Catalytic C-O bond hydrogenolysis of tetrahydrofuran-dimethanol over metal supported WOx/TiO2 catalysts

[Display omitted] •Pt- & Rh-WOx/TiO2 have 2 orders of magnitude higher activity than Ru- & Pd-WOx/TiO2.•Pt- & Rh-WOx/TiO2 have less overcoats of WOx and more reduction of W6+ to W5+.•THFDM reaction rate passes through a maximum with H2 pressure.•A higher H2 pressure makes H2 coverage higher and further reduces the W.•Catalyst deactivation is likely due to tungsten leaching. M-WOx/TiO2 (M = Pt-, Rh-, Pd-, and Ru) catalysts were prepared and studied for tetrahydrofuran-dimethanol (THFDM) hydrogenolysis.

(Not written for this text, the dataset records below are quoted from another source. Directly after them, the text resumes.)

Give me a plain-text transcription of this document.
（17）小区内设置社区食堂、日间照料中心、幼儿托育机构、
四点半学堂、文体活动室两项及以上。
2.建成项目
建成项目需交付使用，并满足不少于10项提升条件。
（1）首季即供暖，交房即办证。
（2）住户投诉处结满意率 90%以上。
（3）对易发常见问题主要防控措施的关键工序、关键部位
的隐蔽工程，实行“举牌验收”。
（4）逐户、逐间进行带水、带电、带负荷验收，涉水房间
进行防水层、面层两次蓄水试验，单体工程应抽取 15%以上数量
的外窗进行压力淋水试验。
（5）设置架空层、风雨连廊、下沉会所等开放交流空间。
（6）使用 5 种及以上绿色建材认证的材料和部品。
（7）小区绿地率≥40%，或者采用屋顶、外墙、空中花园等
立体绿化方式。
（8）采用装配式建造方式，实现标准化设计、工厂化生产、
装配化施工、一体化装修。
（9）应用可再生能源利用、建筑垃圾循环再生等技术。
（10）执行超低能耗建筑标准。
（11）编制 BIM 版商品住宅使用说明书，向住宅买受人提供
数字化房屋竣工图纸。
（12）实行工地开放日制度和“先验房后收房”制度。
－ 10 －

All catalysts have a small metal particle size (< 2 nm) but show catalytic activities that differ by two orders of magnitude. From a combination of CO chemisorption and STEM, we conclude that this wide gap in activity is primarily due to overgrowth of WOx/TiO2 covering the metal particle of the less-active catalysts. This overgrowth decreases the number of exposed hydrogenation sites in these catalysts, lowering the overall reaction rate. The catalyst with the highest activity (Pt-WOx/TiO2) was studied at various pressures of H2, with catalytic activity passing through a maximum with increasing pressure. This is likely due to changes in the oxidation state of Wδ+ on the catalyst surface, which changes from W6+ to W5+ and W4+ with increasing hydrogen pressure. Moreover, H2 can strongly adsorb on the catalyst surface and inhibit the activity at high hydrogen pressure. The apparent activation energy of THFDM conversion over Pt-WOx/TiO2 is 47 kJ·mol−1. Pt-WOx/TiO2 showed a decrease in conversion from 45% to 23% over 46 h on stream in a continuous flow reactor. Catalyst deactivation is likely due to leaching of W. THFDM can be efficiently converted to 1,2,6-hexanetriol (HTO) in the presence of Pt/TiO2 and homogeneous W salts.